Güzel bir şey mi oluyor hayatımda, hoop hemen kötü sona
hazırlıyorum kendimi. Ucunda nasılsa hayal ve kalp kırıklığı olacak, o yüzden
kendimi alarm haline alıyorum. Bu
şekilde düşüne düşüne yaşadığım hiçbir mutluluğun keyfine varamıyorum. Hep
tetikteyim. Belki de bilinç altımda hiç bir güzelliği hak etmediğimi
düşünüyorum. Biri bana seni seviyorum dese, hı hı evet bunu iki ay sonra bir daha
konuşalım diye geçiriyorum içimden. Biri benden hoşlansa nasılsa ilerde
hoşlanmayacak diyorum, o adımı atmıyorum.
Kimseye bağlanamıyorum. Çünkü ölesiye korkuyorum. Hayal
kuramıyorum, umut edemiyorum. Her şeye sil baştan başlamak, yelkenleri indirip mutlu
olmayı dilemek bile korkutuyor beni. Oysa bir zamanlar içimden dolup taşan bir
sevgi duygusu vardı. Bir insanı, çiçeği, kelebeği her şeyi ama her şeyi çok
severdim. Herkese sevgimi vereyim, herkes mutlu olsun adlı ütopik bir dünyam
vardı. Sevdiği şeyleri kaybedince böyle oluyormuş demek ki insan.
Eleştirirdim maskesi olanları. Anlayamazdım bir insanın
neden duygularını gizlediğini. Sevgini dağıtmak en güzel şeydi benim için. Bir
insan sevmeyi ve sevilmeyi neden redderdi
ki?
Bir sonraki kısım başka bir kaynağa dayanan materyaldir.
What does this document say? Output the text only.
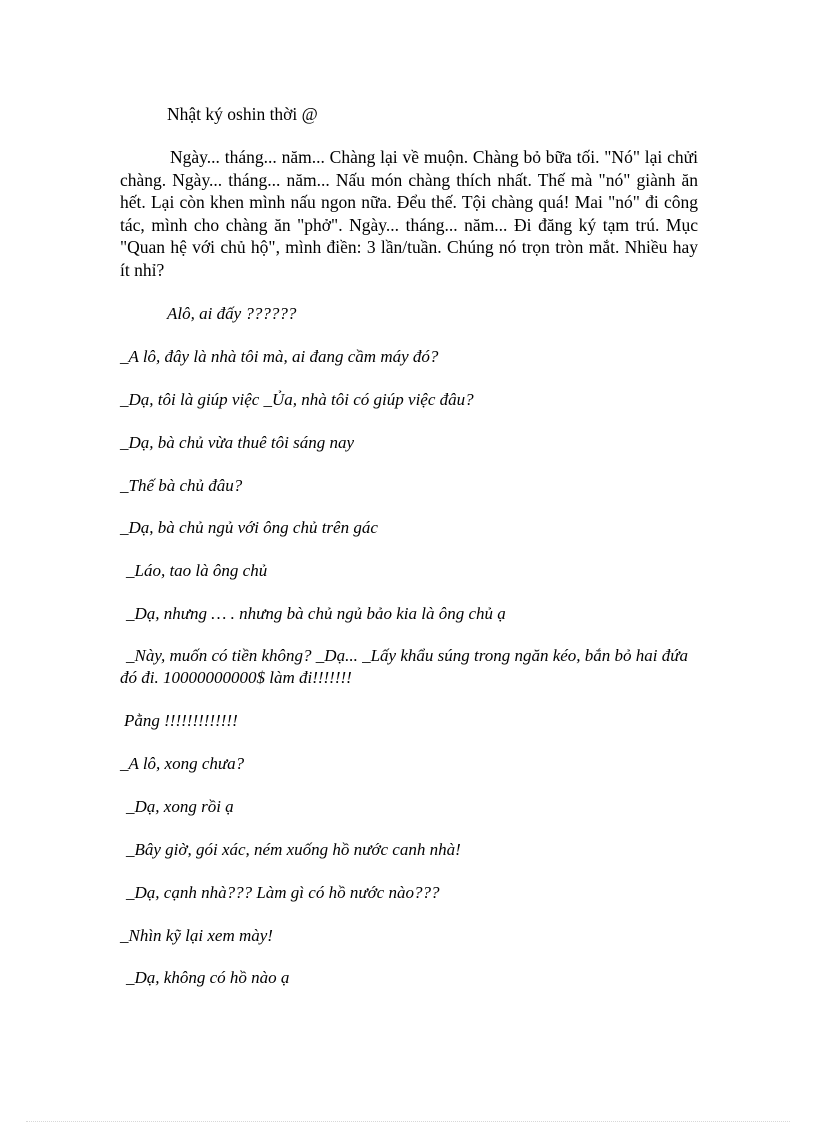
Nhật ký oshin thời @

Ngày... tháng... năm... Chàng lại về muộn. Chàng bỏ bữa tối. "Nó" lại chửi chàng. Ngày... tháng... năm... Nấu món chàng thích nhất. Thế mà "nó" giành ăn hết. Lại còn khen mình nấu ngon nữa. Đểu thế. Tội chàng quá! Mai "nó" đi công tác, mình cho chàng ăn "phở". Ngày... tháng... năm... Đi đăng ký tạm trú. Mục "Quan hệ với chủ hộ", mình điền: 3 lần/tuần. Chúng nó trọn tròn mắt. Nhiều hay ít nhỉ?

Alô, ai đấy ??????
_A lô, đây là nhà tôi mà, ai đang cầm máy đó?
_Dạ, tôi là giúp việc _Ủa, nhà tôi có giúp việc đâu?
_Dạ, bà chủ vừa thuê tôi sáng nay
_Thế bà chủ đâu?
_Dạ, bà chủ ngủ với ông chủ trên gác
_Láo, tao là ông chủ
_Dạ, nhưng … . nhưng bà chủ ngủ bảo kia là ông chủ ạ
_Này, muốn có tiền không? _Dạ... _Lấy khẩu súng trong ngăn kéo, bắn bỏ hai đứa đó đi. 10000000000$ làm đi!!!!!!!
Pằng !!!!!!!!!!!!!
_A lô, xong chưa?
_Dạ, xong rồi ạ
_Bây giờ, gói xác, ném xuống hồ nước canh nhà!
_Dạ, cạnh nhà??? Làm gì có hồ nước nào???
_Nhìn kỹ lại xem mày!
_Dạ, không có hồ nào ạ
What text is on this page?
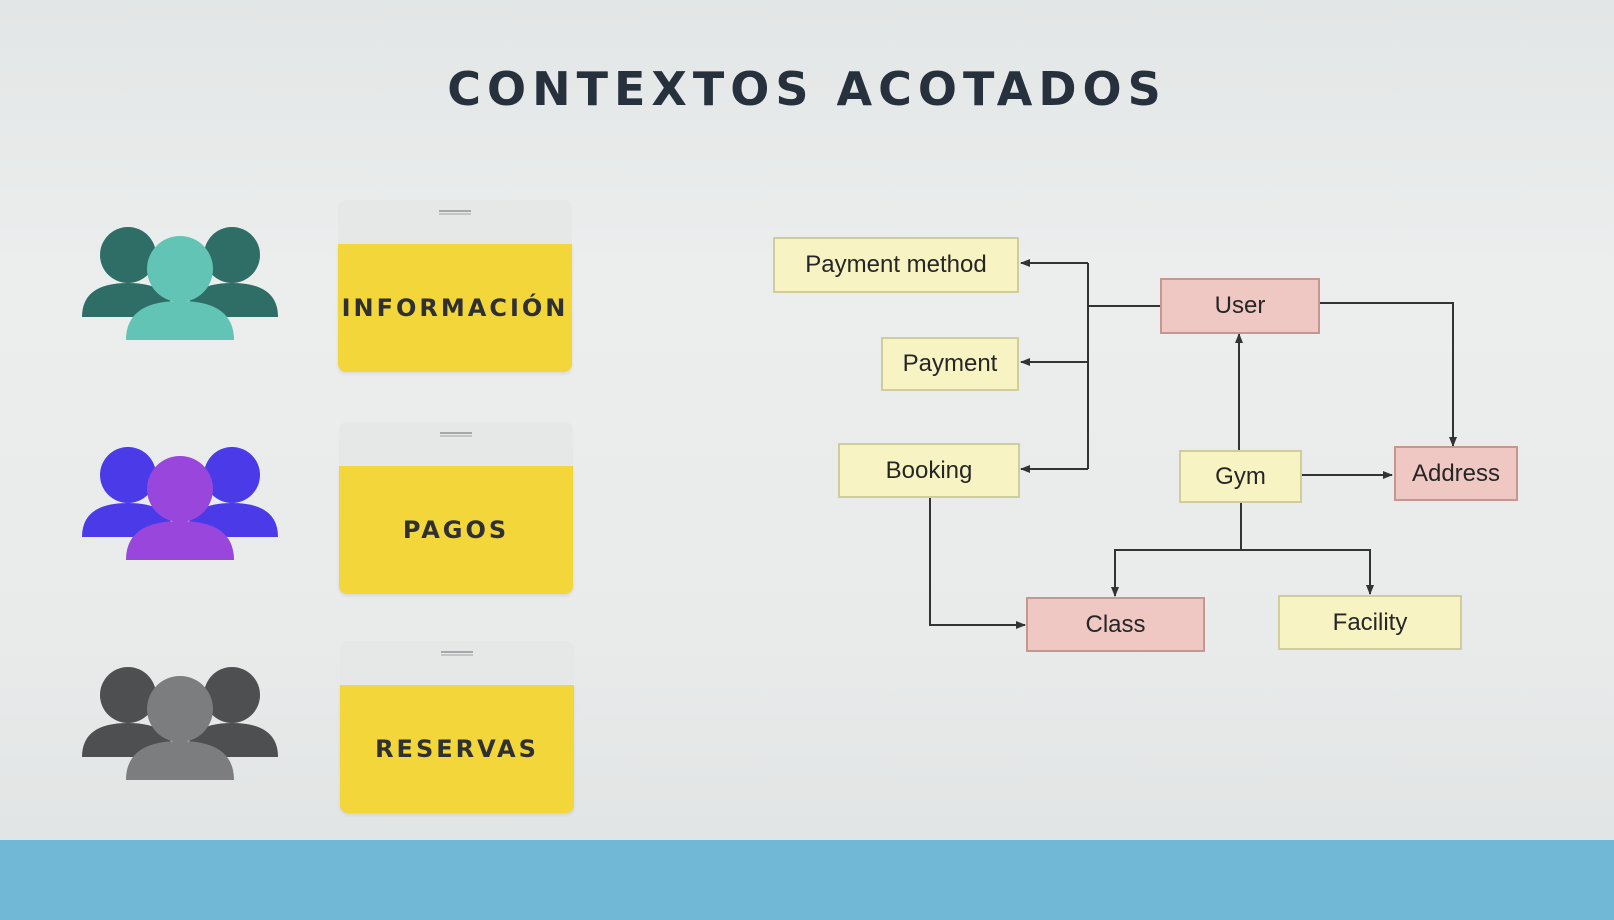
CONTEXTOS ACOTADOS
INFORMACIÓN
PAGOS
RESERVAS
Payment method
Payment
Booking
User
Gym	Address
Class	Facility
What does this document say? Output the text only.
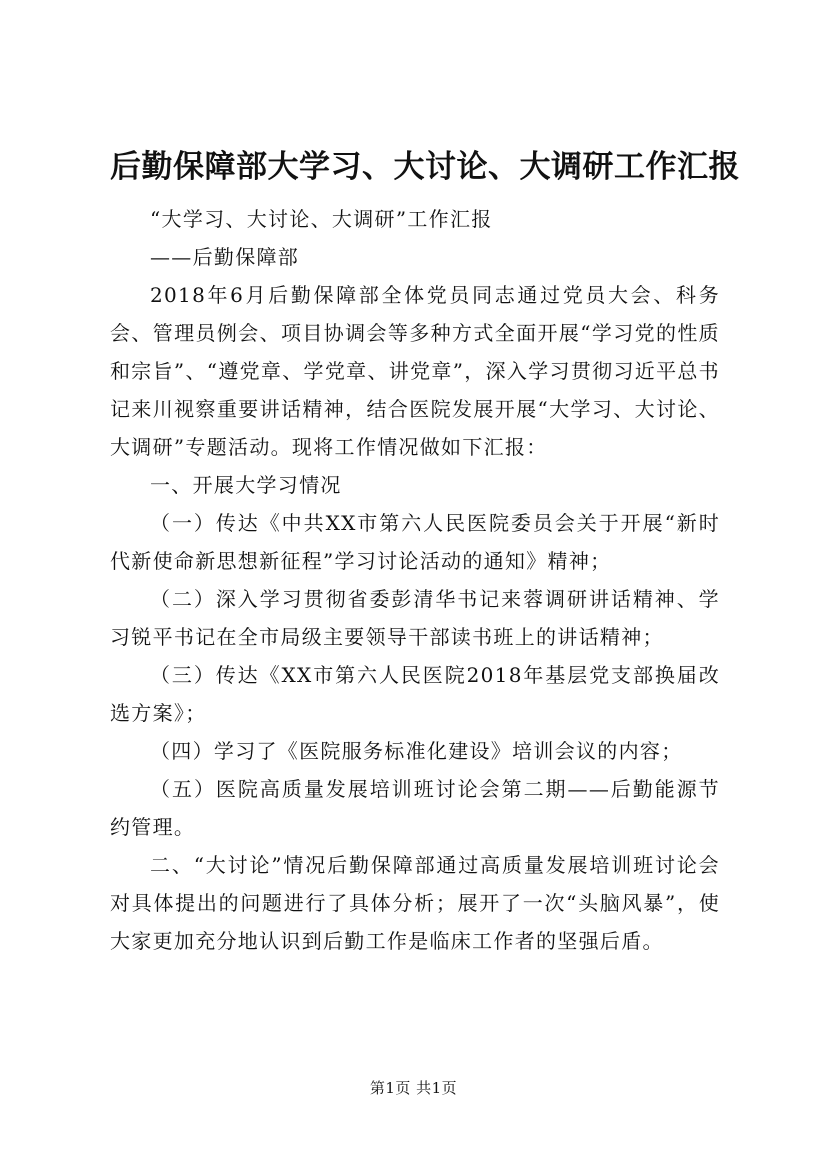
后勤保障部大学习、大讨论、大调研工作汇报

“大学习、大讨论、大调研”工作汇报

——后勤保障部

2018年6月后勤保障部全体党员同志通过党员大会、科务会、管理员例会、项目协调会等多种方式全面开展“学习党的性质和宗旨”、“遵党章、学党章、讲党章”，深入学习贯彻习近平总书记来川视察重要讲话精神，结合医院发展开展“大学习、大讨论、大调研”专题活动。现将工作情况做如下汇报：

一、开展大学习情况

（一）传达《中共XX市第六人民医院委员会关于开展“新时代新使命新思想新征程”学习讨论活动的通知》精神；

（二）深入学习贯彻省委彭清华书记来蓉调研讲话精神、学习锐平书记在全市局级主要领导干部读书班上的讲话精神；

（三）传达《XX市第六人民医院2018年基层党支部换届改选方案》；

（四）学习了《医院服务标准化建设》培训会议的内容；

（五）医院高质量发展培训班讨论会第二期——后勤能源节约管理。

二、“大讨论”情况后勤保障部通过高质量发展培训班讨论会对具体提出的问题进行了具体分析；展开了一次“头脑风暴”，使大家更加充分地认识到后勤工作是临床工作者的坚强后盾。

第1页 共1页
Herkesin içinde korktuğu bir dünyası varmış işte.
Bu yazdıklarımı durduk yere neden mi düşündüm? İzlediğim bir
filmin tek bir cümlesi kafamda şimşekler çaktırdı. “Mutlu olmak istiyorum.
Herkes gibi. Mutluluk bir trendi ve iki durak geride kaldı.”